Illuminazione per la casa: il soggiorno

Iniziamo dalla stanza più iconica della casa, quella destinata ad accogliere non solo i proprietari nei momenti di relax, ma anche gli ospiti.

Qui l’architetto è chiamato a creare il giusto equilibrio tra necessità pratiche, come l’illuminazione di zone topiche, ed estetiche, per favorire un’atmosfera elegante e accogliente.

La soluzione più semplice è puntare su un lampadario o una plafoniera, per avere luce indiretta e ben distribuita in tutta la stanza, e distribuire altri punti luce in corrispondenza di punti chiave come divano, poltrone ecc.

Per creare atmosfera, invece, si può puntare su un controsoffitto con faretti incassati e profilature led, entrambi dimmerabili: il sistema di illuminazione si adatterà così alle vostre esigenze e vi permetterà di cambiare mood nel corso della serata.

In fatto di scelte, è nel soggiorno che si esibiscono in genere lampade di design, pertanto prevedere una o più prese in prossimità di divano, tavolini ecc. è senza dubbio importante.

Luci interni casa: ingresso, corridoio e ambienti di passaggio

Per il corridoio non si sbaglia mai puntando su faretti da incasso.

I faretti possono essere inseriti anche a terra per creare un’atmosfera un po’ sognante o un percorso utile per chi ha bimbi piccoli che la notte fanno la spola tra cameretta e camera di mamma e papà o per chi desidera potersi muovere in sicurezza per casa anche nelle ore notturne.

Punti luce casa: le stanze da letto

Nelle stanze da letto è importante prevedere una luce diretta e una fonte di luce indiretta, per creare un’ambientazione soft.
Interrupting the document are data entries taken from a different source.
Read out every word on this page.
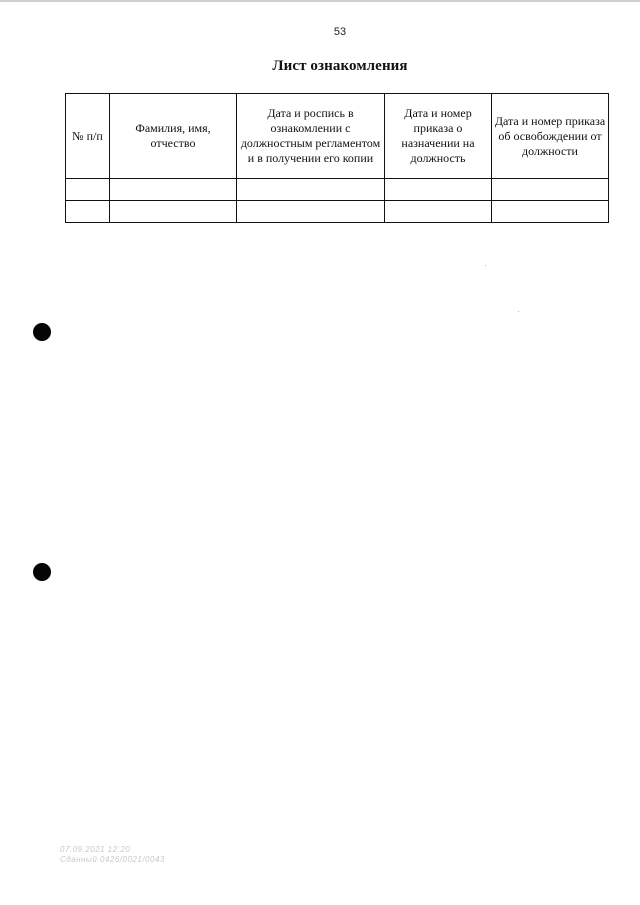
53
Лист ознакомления
№ п/п	Фамилия, имя, отчество	Дата и роспись в ознакомлении с должностным регламентом и в получении его копии	Дата и номер приказа о назначении на должность	Дата и номер приказа об освобождении от должности

07.09.2021 12:20
Сданный 0426/0021/0043
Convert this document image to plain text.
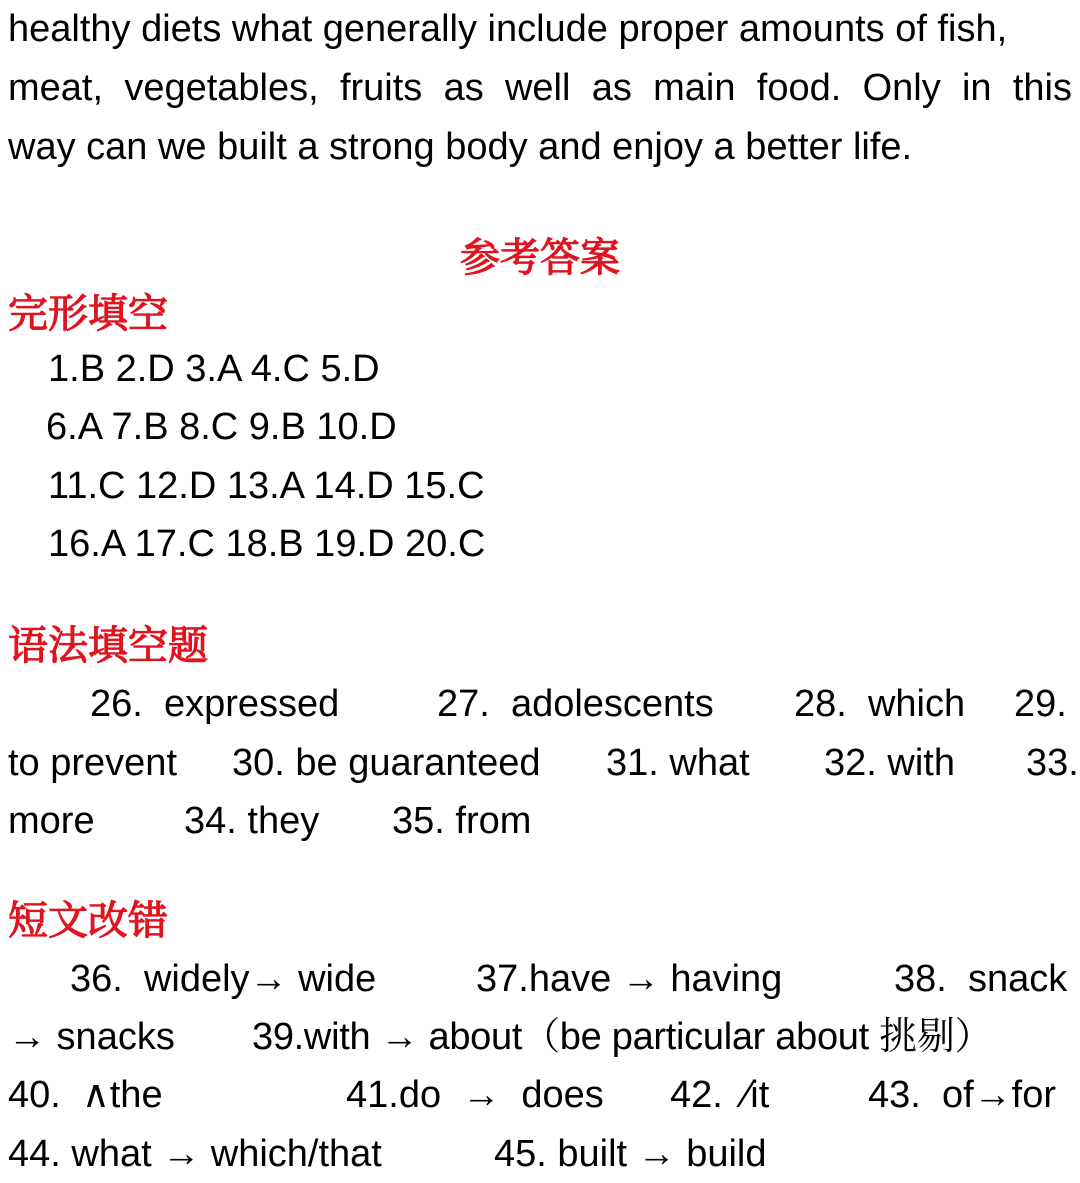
healthy diets what generally include proper amounts of fish,
meat, vegetables, fruits as well as main food. Only in this
way can we built a strong body and enjoy a better life.
参考答案
完形填空
1.B 2.D 3.A 4.C 5.D
6.A 7.B 8.C 9.B 10.D
11.C 12.D 13.A 14.D 15.C
16.A 17.C 18.B 19.D 20.C
语法填空题
26.  expressed	27.  adolescents 28.  which 29.
to prevent 30. be guaranteed 31. what 32. with 33.
more 34. they 35. from
短文改错
36.  widely→ wide	37.have → having	38.  snack
→ snacks 39.with → about（be particular about 挑剔）
40.  ∧the	41.do  →  does 42.  ∕it	43.  of→for
44. what → which/that	45. built → build
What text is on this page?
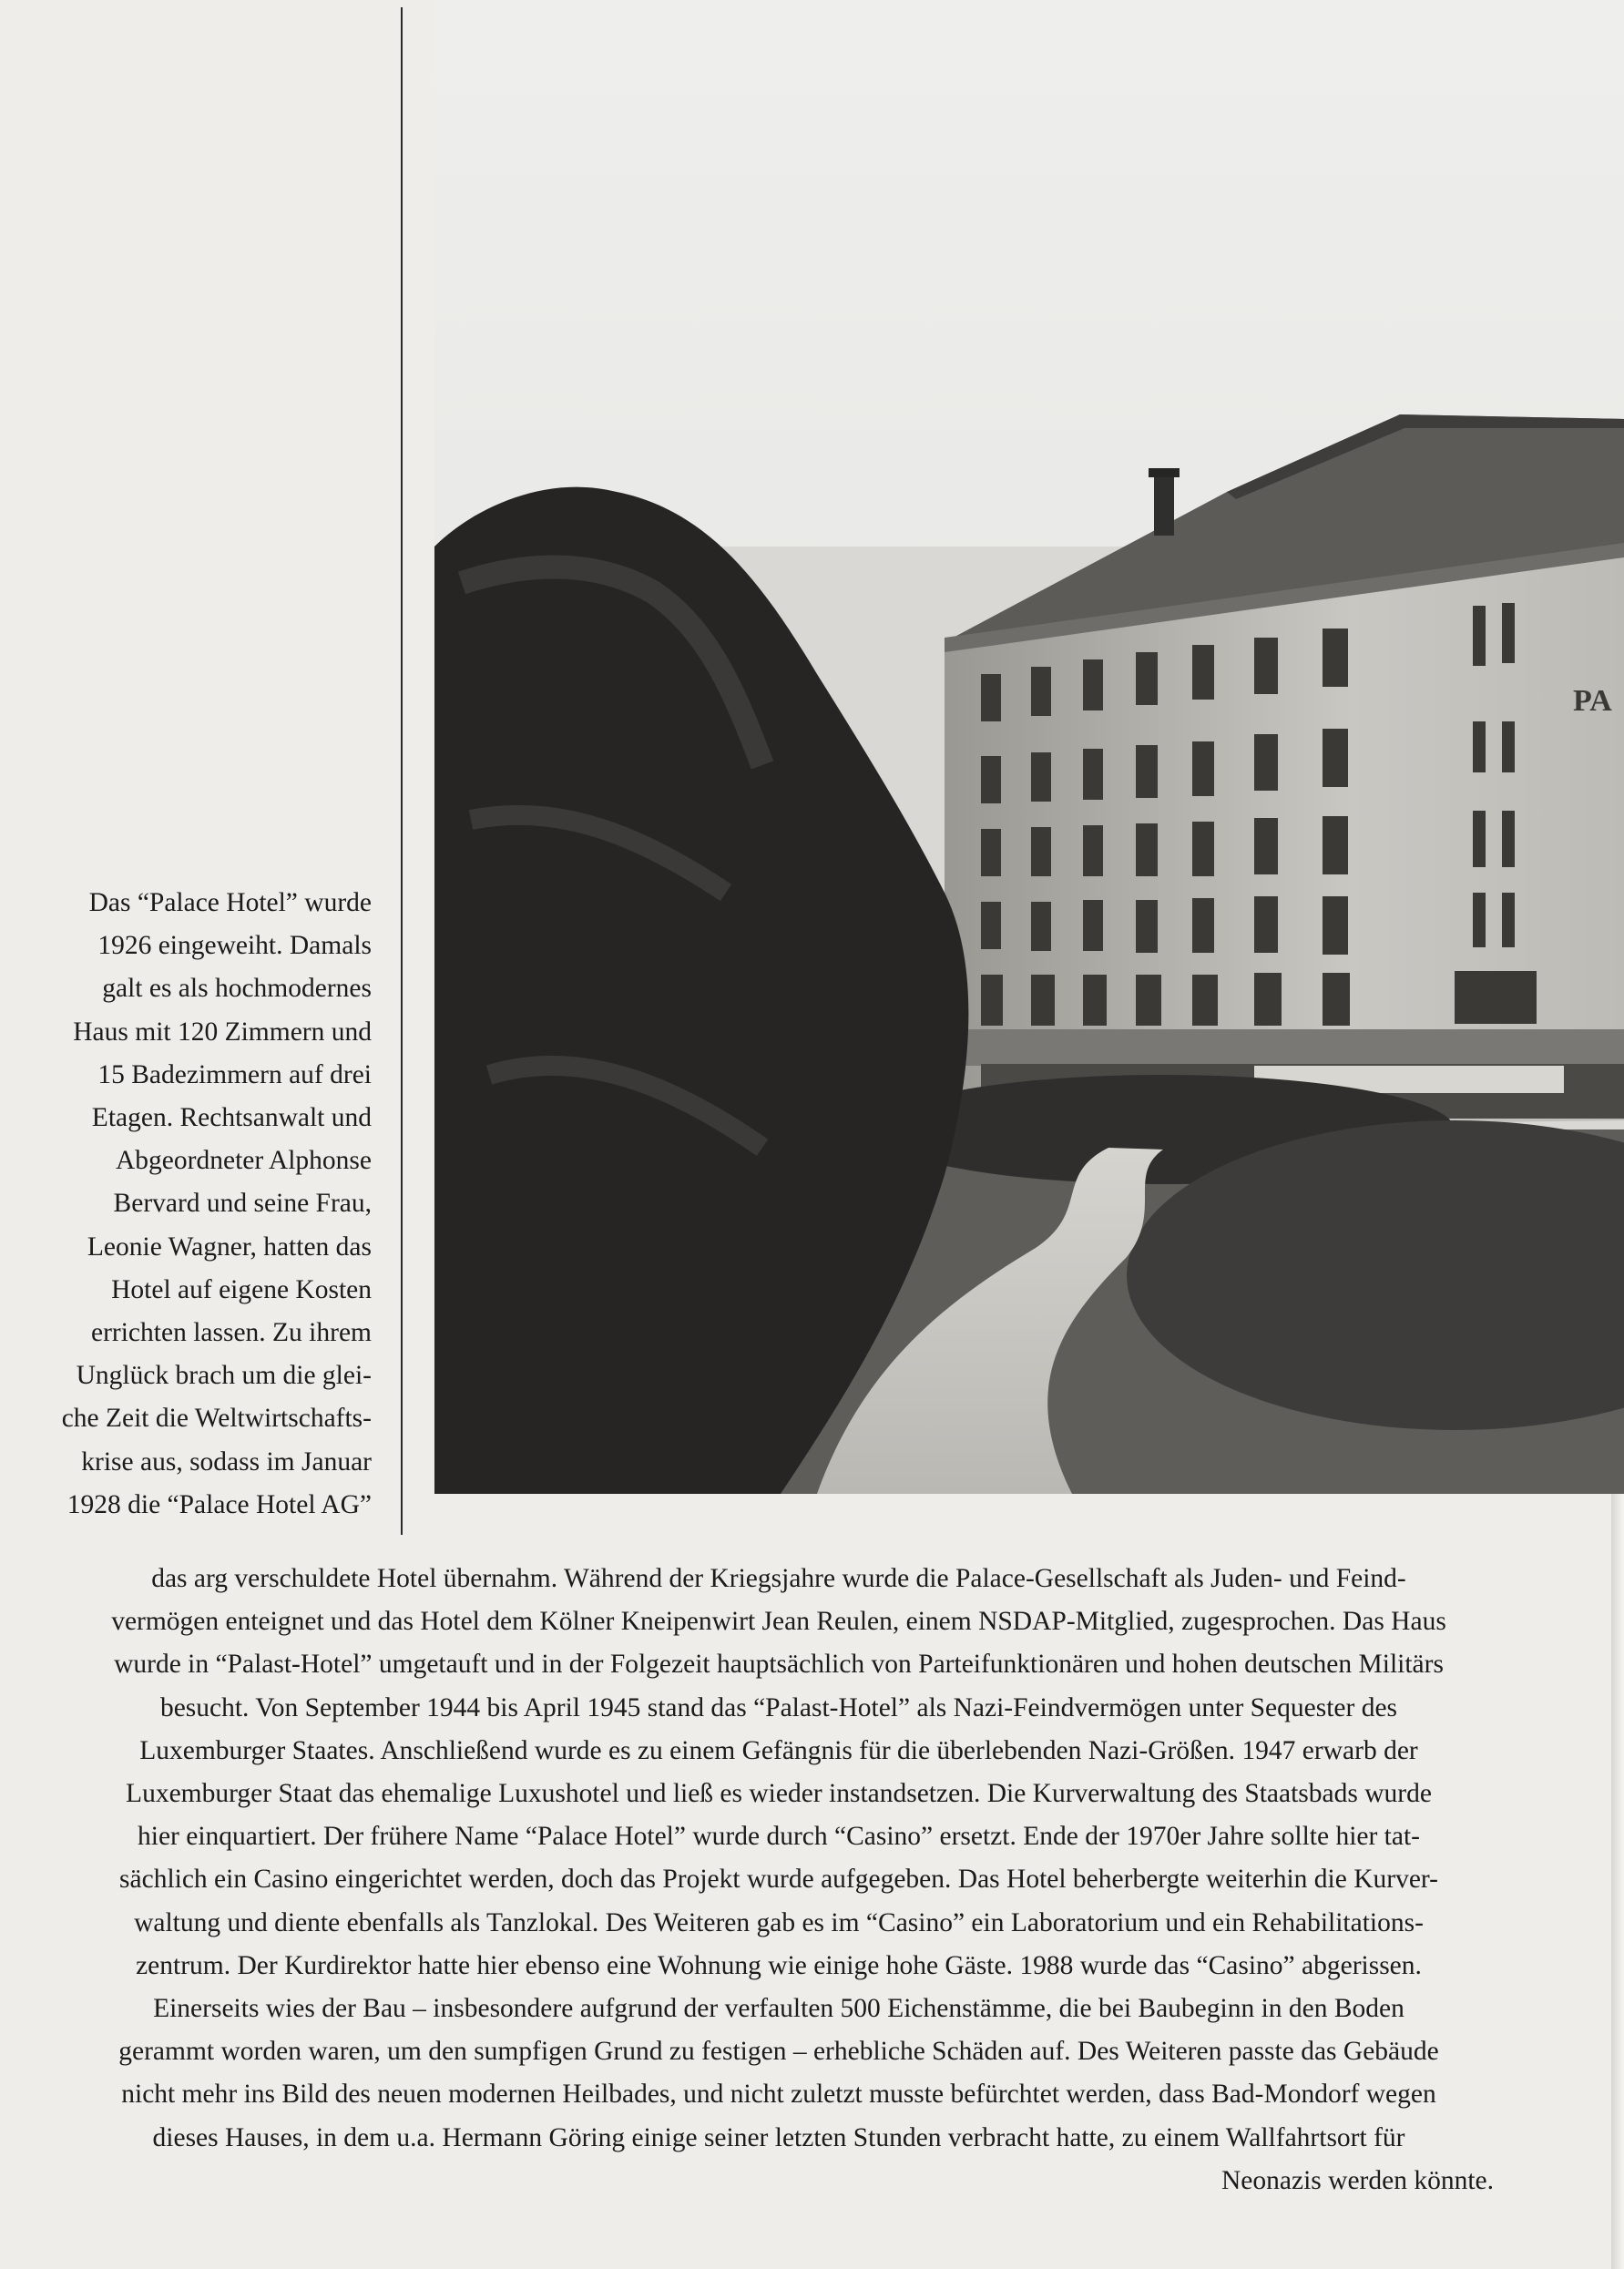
PA
Das “Palace Hotel” wurde
1926 eingeweiht. Damals
galt es als hochmodernes
Haus mit 120 Zimmern und
15 Badezimmern auf drei
Etagen. Rechtsanwalt und
Abgeordneter Alphonse
Bervard und seine Frau,
Leonie Wagner, hatten das
Hotel auf eigene Kosten
errichten lassen. Zu ihrem
Unglück brach um die glei-
che Zeit die Weltwirtschafts-
krise aus, sodass im Januar
1928 die “Palace Hotel AG”
das arg verschuldete Hotel übernahm. Während der Kriegsjahre wurde die Palace-Gesellschaft als Juden- und Feind-
vermögen enteignet und das Hotel dem Kölner Kneipenwirt Jean Reulen, einem NSDAP-Mitglied, zugesprochen. Das Haus
wurde in “Palast-Hotel” umgetauft und in der Folgezeit hauptsächlich von Parteifunktionären und hohen deutschen Militärs
besucht. Von September 1944 bis April 1945 stand das “Palast-Hotel” als Nazi-Feindvermögen unter Sequester des
Luxemburger Staates. Anschließend wurde es zu einem Gefängnis für die überlebenden Nazi-Größen. 1947 erwarb der
Luxemburger Staat das ehemalige Luxushotel und ließ es wieder instandsetzen. Die Kurverwaltung des Staatsbads wurde
hier einquartiert. Der frühere Name “Palace Hotel” wurde durch “Casino” ersetzt. Ende der 1970er Jahre sollte hier tat-
sächlich ein Casino eingerichtet werden, doch das Projekt wurde aufgegeben. Das Hotel beherbergte weiterhin die Kurver-
waltung und diente ebenfalls als Tanzlokal. Des Weiteren gab es im “Casino” ein Laboratorium und ein Rehabilitations-
zentrum. Der Kurdirektor hatte hier ebenso eine Wohnung wie einige hohe Gäste. 1988 wurde das “Casino” abgerissen.
Einerseits wies der Bau – insbesondere aufgrund der verfaulten 500 Eichenstämme, die bei Baubeginn in den Boden
gerammt worden waren, um den sumpfigen Grund zu festigen – erhebliche Schäden auf. Des Weiteren passte das Gebäude
nicht mehr ins Bild des neuen modernen Heilbades, und nicht zuletzt musste befürchtet werden, dass Bad-Mondorf wegen
dieses Hauses, in dem u.a. Hermann Göring einige seiner letzten Stunden verbracht hatte, zu einem Wallfahrtsort für
Neonazis werden könnte.
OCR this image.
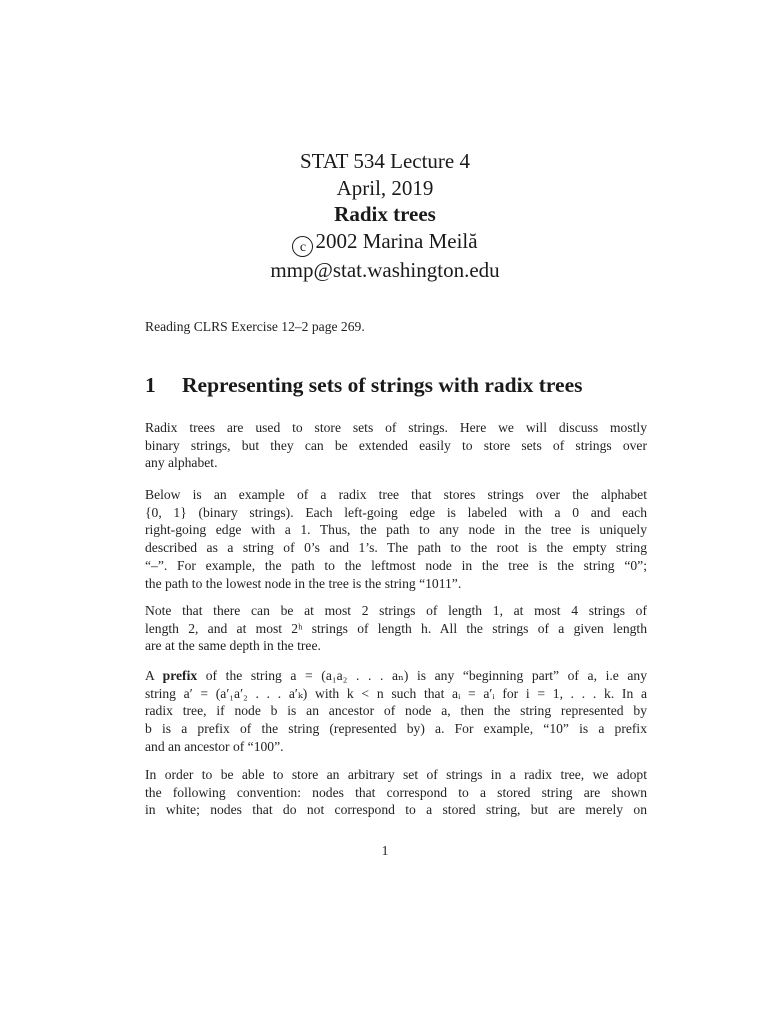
STAT 534 Lecture 4
April, 2019
Radix trees
c 2002 Marina Meilă
mmp@stat.washington.edu
Reading CLRS Exercise 12–2 page 269.
1 Representing sets of strings with radix trees
Radix trees are used to store sets of strings. Here we will discuss mostly
binary strings, but they can be extended easily to store sets of strings over
any alphabet.
Below is an example of a radix tree that stores strings over the alphabet
{0, 1} (binary strings). Each left-going edge is labeled with a 0 and each
right-going edge with a 1. Thus, the path to any node in the tree is uniquely
described as a string of 0’s and 1’s. The path to the root is the empty string
“–”. For example, the path to the leftmost node in the tree is the string “0”;
the path to the lowest node in the tree is the string “1011”.
Note that there can be at most 2 strings of length 1, at most 4 strings of
length 2, and at most 2ʰ strings of length h. All the strings of a given length
are at the same depth in the tree.
A prefix of the string a = (a₁a₂ . . . aₙ) is any “beginning part” of a, i.e any
string a′ = (a′₁a′₂ . . . a′ₖ) with k < n such that aᵢ = a′ᵢ for i = 1, . . . k. In a
radix tree, if node b is an ancestor of node a, then the string represented by
b is a prefix of the string (represented by) a. For example, “10” is a prefix
and an ancestor of “100”.
In order to be able to store an arbitrary set of strings in a radix tree, we adopt
the following convention: nodes that correspond to a stored string are shown
in white; nodes that do not correspond to a stored string, but are merely on
1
La luce diretta dovrà tenere conto della disposizione dei mobili.

Una progettazione completa eviterà, ad esempio, che i punti luce si trovino in punti scomodi o che non sortiscono l’effetto desiderato.

Immancabili le fonti di luce accanto al letto, meglio se orientabili e fisse a parete.

Illuminazione interni casa: il bagno

L’illuminazione del bagno si avvale, solitamente, di due tipi di illuminazione:

  • la luce diffusa per l’illuminazione generale dell’ambiente
  • il punto luce sullo specchio

Negli ultimi anni si tende anche a illuminare il box doccia, per creare un’atmosfera rilassante legata alla cromoterapia o semplicemente per creare un’atmosfera un po’ più sognante.

Illuminazioni casa: la cucina

La cucina è l’ambiente che più degli altri ha bisogno di luci funzionali. Le due zone che devono essere ben illuminate sono:

  • la tavola da pranzo
  • la zona di lavoro

Per quanto riguarda il tavolo, serve una fonte di luce diretta. L’ideale è puntare su una sospensione, magari di design, la cui intensità luminosa sia calibrata per consentire un comfort visivo ottimale.

Nella zona di lavoro è importante avere luce diretta di buona qualità. Sì alle strisce al led, purché con alta resa cromatica, sì all’illuminazione diretta di elementi isolati, come penisole o isole.

Per il resto, i faretti da incasso sono sempre una buona soluzione per illuminare eventuali aree “morte” della cucina, come può essere la zona frigo.